Statutory inconsistency. Dodd-Frank added Section 21F to the Exchange Act to bar employers from discriminating against “a whistleblower” because of a lawful act in providing information to the SEC; in being involved in an investigation or action based on the information; or in making disclosures required or protected under the securities laws. That third category of protected disclosures subsumes certain categories of internal reporting and other reports that are not necessarily made to the SEC. But “whistleblower” is defined elsewhere in Section 21F as “any individual who provides … information relating to a violation of the securities laws to the Commission, in a manner established, by rule or regulation, by the Commission.”

Courts have divided on how to handle this inconsistency, particularly in light of the SEC’s implementing regulation, which intentionally omitted SEC reporting as a prerequisite to whistleblower protection. The SEC has requested that its rule be afforded deference under Chevron, recently in an amicus brief filed in an appeal pending before the Second Circuit. Several courts have deferred to the SEC rule, while others, notably the Fifth Circuit Court of Appeals, have interpreted the statute narrowly to preclude protection for plaintiffs who did not report to the SEC.

Ordinary meaning of “whistleblower.” Instead of deferring to the SEC rule under Chevron, the court reconciled the statute by reading the word “whistleblower” as used in Section 21F to carry its ordinary meaning, notwithstanding that the statute contains its own (and narrower) definition of the word. Compared to Chevron, this statutory interpretation “offers a more direct resolution of this tension,” the court proffered. “When it is apparent that Congress intended a word to be given its ordinary meaning, notwithstanding the presence of a statutory definition to the contrary, and when applying the definition to the provision at issue would defeat that provision’s purpose, the Court will not mechanically read the statutory definition into that provision.”

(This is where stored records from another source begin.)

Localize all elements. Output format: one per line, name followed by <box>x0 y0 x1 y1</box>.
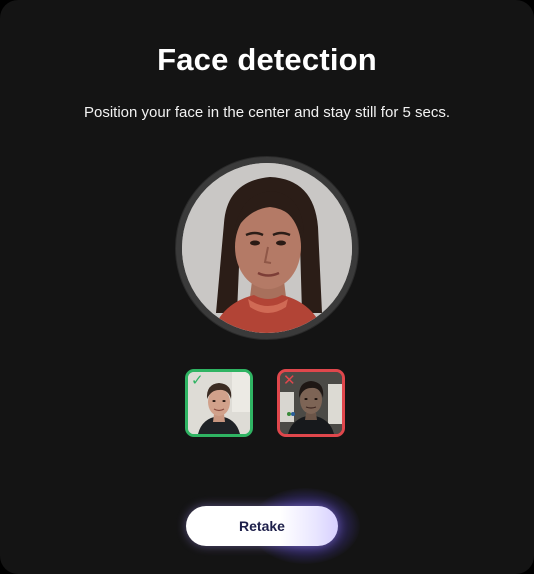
correct-example-thumbnail: ✓ <box>185 369 253 437</box>
face-detection-dialog: Face detection Position your face in the… <box>0 0 534 574</box>
camera-preview-frame <box>176 157 358 339</box>
retake-button[interactable]: Retake <box>186 506 338 546</box>
dialog-title: Face detection <box>157 42 377 77</box>
close-icon: ✕ <box>283 372 296 389</box>
incorrect-example-thumbnail: ✕ <box>277 369 345 437</box>
user-face-image <box>182 163 352 333</box>
instruction-text: Position your face in the center and sta… <box>83 104 450 121</box>
check-icon: ✓ <box>191 372 204 389</box>
camera-preview <box>182 163 352 333</box>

If the anti-retaliation provision is read using the “everyday” meaning of the word “whistleblower,” the court wrote — “’a person who tells police, reporters, etc., about something (such as a crime) that has been kept secret,’ or an ‘employee who reports employer wrongdoing to a governmental or law-enforcement agency’” — “all parts of the statute fit together into a harmonious and coherent whole.” The defined term “whistleblower” is not rendered superfluous by its reading, the court reasoned, because that narrower definition still applies to determining whether an SEC informant is eligible for a whistleblower award under the statute’s bounty provision.

The court found that Bussing qualified as a Dodd-Frank whistleblower notwithstanding the lack of reports to the SEC, and found that she had made protected disclosures. Her Dodd-Frank retaliation claim, along with her claims for discrimination under the Nebraska Fair Employment Practice Act, wrongful termination, breach of contract, breach of the covenant of good faith and fair dealing, tortious interference, and negligence, were allowed to proceed.

The case is No. 8:12-CV-238.

Attorneys: David M. Gaba (Compass Law Group) for Julie A. Bussing. Gillian G. O'Hara (Kutak Rock LLP) for COR Securities Holdings Inc. and COR Clearing, LLC.